14 réponses à “L’importance du pardon

  1. Au début de cette réflexion sur le pardon pourquoi ne pas relire le Testament du Frère Christian Chergé, réflexion chargé d’actualité … Le Frère Christian fit partie des sept moines de Tibhirine vivant en Algérie pris en otage et assassinés en 1996.
    « S’il m’arrivait un jour – et ça pourrait être aujourd’hui – d’être victime du terrorisme qui semble vouloir englober maintenant tous les étrangers vivant en Algérie, j’aimerais que ma communauté, mon Église, ma famille, se souviennent que ma vie était DONNEE à Dieu et à ce pays.
    Qu’ils acceptent que le Maître unique de toute vie ne saurait être étranger à ce départ brutal. Qu’ils prient pour moi : comment serais-je trouvé digne d’une telle offrande ? Qu’ils sachent associer cette mort à tant d’autres aussi violentes laissées dans l’indifférence de l’anonymat. Ma vie n’a pas plus de prix qu’une autre. Elle n’en a pas moins non plus. En tout cas, elle n’a pas l’innocence de l’enfance. J’ai suffisamment vécu pour me savoir complice du mal qui semble, hélas, prévaloir dans le monde, et même de celui- là qui me frapperait aveuglément.
    J’aimerais, le moment venu, avoir ce laps de lucidité qui me permettrait de solliciter le pardon de Dieu et celui de mes frères en humanité, en même temps que de pardonner de tout cour à qui m’aurait atteint.
    Je ne saurais souhaiter une telle mort, il me paraît important de le professer.
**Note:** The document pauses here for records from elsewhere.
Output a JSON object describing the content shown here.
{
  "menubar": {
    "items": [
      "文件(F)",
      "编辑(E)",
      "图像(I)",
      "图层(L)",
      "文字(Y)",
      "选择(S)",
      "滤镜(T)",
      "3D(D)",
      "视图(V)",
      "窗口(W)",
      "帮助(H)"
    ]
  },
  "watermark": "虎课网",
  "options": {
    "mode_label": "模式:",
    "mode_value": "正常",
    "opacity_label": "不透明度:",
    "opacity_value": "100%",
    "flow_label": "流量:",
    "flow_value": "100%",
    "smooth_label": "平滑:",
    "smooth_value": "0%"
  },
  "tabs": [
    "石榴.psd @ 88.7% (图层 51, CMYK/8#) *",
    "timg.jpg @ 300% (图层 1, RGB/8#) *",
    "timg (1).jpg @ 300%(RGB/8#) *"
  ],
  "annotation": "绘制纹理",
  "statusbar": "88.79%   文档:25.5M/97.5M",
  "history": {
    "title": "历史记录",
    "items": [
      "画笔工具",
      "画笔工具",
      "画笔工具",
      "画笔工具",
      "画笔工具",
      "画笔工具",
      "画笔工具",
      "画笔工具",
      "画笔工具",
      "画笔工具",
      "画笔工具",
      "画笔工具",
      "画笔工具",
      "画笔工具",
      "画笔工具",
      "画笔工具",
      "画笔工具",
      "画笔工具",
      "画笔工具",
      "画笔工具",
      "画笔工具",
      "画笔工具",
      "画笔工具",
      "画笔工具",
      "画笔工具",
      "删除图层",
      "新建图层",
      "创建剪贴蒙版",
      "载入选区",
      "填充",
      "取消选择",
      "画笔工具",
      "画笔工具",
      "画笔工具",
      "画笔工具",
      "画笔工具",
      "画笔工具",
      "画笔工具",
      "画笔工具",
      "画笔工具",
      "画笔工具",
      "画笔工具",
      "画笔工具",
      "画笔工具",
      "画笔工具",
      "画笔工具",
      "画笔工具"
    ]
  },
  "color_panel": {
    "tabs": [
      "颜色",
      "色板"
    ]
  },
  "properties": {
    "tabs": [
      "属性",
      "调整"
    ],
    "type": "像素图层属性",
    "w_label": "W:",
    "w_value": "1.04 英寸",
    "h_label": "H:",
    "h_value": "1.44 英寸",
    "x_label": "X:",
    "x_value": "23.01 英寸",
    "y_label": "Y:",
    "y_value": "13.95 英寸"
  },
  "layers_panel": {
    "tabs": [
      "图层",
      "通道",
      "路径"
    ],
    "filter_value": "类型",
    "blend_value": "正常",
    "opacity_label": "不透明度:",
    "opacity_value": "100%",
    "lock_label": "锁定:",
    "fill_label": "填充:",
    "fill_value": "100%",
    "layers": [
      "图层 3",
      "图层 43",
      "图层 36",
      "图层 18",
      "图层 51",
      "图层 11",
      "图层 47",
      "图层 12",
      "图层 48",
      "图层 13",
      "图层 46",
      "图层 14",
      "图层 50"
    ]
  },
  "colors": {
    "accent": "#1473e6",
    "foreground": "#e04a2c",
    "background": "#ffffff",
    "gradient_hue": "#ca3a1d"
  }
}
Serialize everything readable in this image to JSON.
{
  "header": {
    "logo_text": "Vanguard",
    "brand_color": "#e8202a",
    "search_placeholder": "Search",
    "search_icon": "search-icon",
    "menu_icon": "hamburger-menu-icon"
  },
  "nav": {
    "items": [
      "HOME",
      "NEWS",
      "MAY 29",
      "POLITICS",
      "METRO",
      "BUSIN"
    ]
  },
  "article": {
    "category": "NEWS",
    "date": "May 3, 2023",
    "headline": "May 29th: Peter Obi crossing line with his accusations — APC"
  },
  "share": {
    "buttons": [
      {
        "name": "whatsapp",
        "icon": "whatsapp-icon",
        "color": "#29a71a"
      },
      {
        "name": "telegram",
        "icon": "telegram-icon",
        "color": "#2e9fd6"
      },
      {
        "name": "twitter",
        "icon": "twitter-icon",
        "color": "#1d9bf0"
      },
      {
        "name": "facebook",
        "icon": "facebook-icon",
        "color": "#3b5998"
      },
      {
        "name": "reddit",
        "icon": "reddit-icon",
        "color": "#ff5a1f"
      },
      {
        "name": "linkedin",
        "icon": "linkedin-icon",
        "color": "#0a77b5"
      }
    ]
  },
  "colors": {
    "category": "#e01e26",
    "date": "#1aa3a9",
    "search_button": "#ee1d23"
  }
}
Je ne vois pas, en effet, comment je pourrais me réjouir que ce peuple que j’aime soit indistinctement accusé de mon meurtre.
    C’est trop cher payé ce qu’on appellera, peut- être, la « grâce du martyre » que de la devoir à un Algérien, quel qu’il soit, surtout s’il dit agir en fidélité à ce qu’il croit être l’islam. Je sais le mépris dont on a pu entourer les Algériens pris globalement. Je sais aussi les caricatures de l’islam qu’encourage un certain islamisme. Il est trop facile de se donner bonne conscience en identifiant cette voie religieuse avec les intégrismes de ses extrémistes.
    L’Algérie et l’islam, pour moi, c’est autre chose, c’est un corps et une âme. Je l’ai assez proclamé, je crois, au vu et au su de ce que j’en ai reçu, y retrouvant si souvent ce droit-fil conducteur de l’Évangile appris aux genoux de ma mère, ma toute première Église, précisément en Algérie, et, déjà, dans le respect des croyants musulmans. Ma mort, évidemment, paraîtra donner raison à ceux qui m’ont rapidement traité de naïf, ou d’idéaliste : « Qu’il dise maintenant ce qu’il en pense ! » Mais ceux-là doivent savoir que sera enfin libérée ma plus lancinante curiosité. Voici que je pourrai, s’il plaît à Dieu, plonger mon regard dans celui du Père pour contempler avec lui ses enfants de l’islam tels qu’il les voit, tout illuminés de la gloire du Christ, fruits de sa Passion, investis par le don de l’Esprit dont la joie secrète sera toujours d’établir la communion et de rétablir la ressemblance, en jouant avec les différences.
    Cette vie perdue, totalement mienne, et totalement leur, je rends grâce à Dieu qui semble l’avoir voulue tout entière pour cette JOIE-là, envers et malgré tout. Dans ce MERCI où tout est dit, désormais, de ma vie, je vous inclus bien sûr, amis d’hier et d’aujourd’hui, et vous, ô amis d’ici, aux côtés de ma mère et de mon père, de mes sœurs et de mes frères et des leurs, centuple accordé comme il était promis !
    Et toi aussi, l’ami de la dernière minute, qui n’aura pas su ce que tu faisais. Oui, pour toi aussi je le veux, ce MERCI, et cet « A-DIEU » envisagé de toi. Et qu’il nous soit donné de nous retrouver, larrons heureux, en paradis, s’il plaît à Dieu, notre Père à tous deux. AMEN ! Incha Allah ! »
    Christian de Chergé – Alger 1er décembre 1993 – Tibhirine 1er janvier 1994

  2. «Pardonner» : c’est donner par-dessus le marché ! «Donner» avec mon cœur et tout ce que je suis.
    J’ai pu avoir terriblement mal mais après avoir regardé comment la situation m’a touchée, en quoi elle m’a touchée, pourquoi elle m’a dérangée, blessée etc. après, après, … il y a l’AMOUR qui doit être gagnant. Je ne peux pas pardonner uniquement par raison, par conviction. Si mon cœur ne s’engage pas dans le pardon que je désire donner, je ne pardonne pas.
    Un spirituel a dit un jour que seul Dieu pouvait vraiment pardonner parce que seul Il comprenait parfaitement la personne qui avait offensé … Je crois que nous sommes tous d’accord avec cela …
    Conclusion pour moi : je ne peux pardonner sans emprunter le COEUR de Dieu ,,, je ne comprendrai jamais parfaitement celle/celui qui m’a fait mal mais Dieu peut m’aider à puiser en LUI l’amour nécessaire pour dépasser la situation dans sa douceur et sa compassion. C’est là que je donnerai par-dessus le marché !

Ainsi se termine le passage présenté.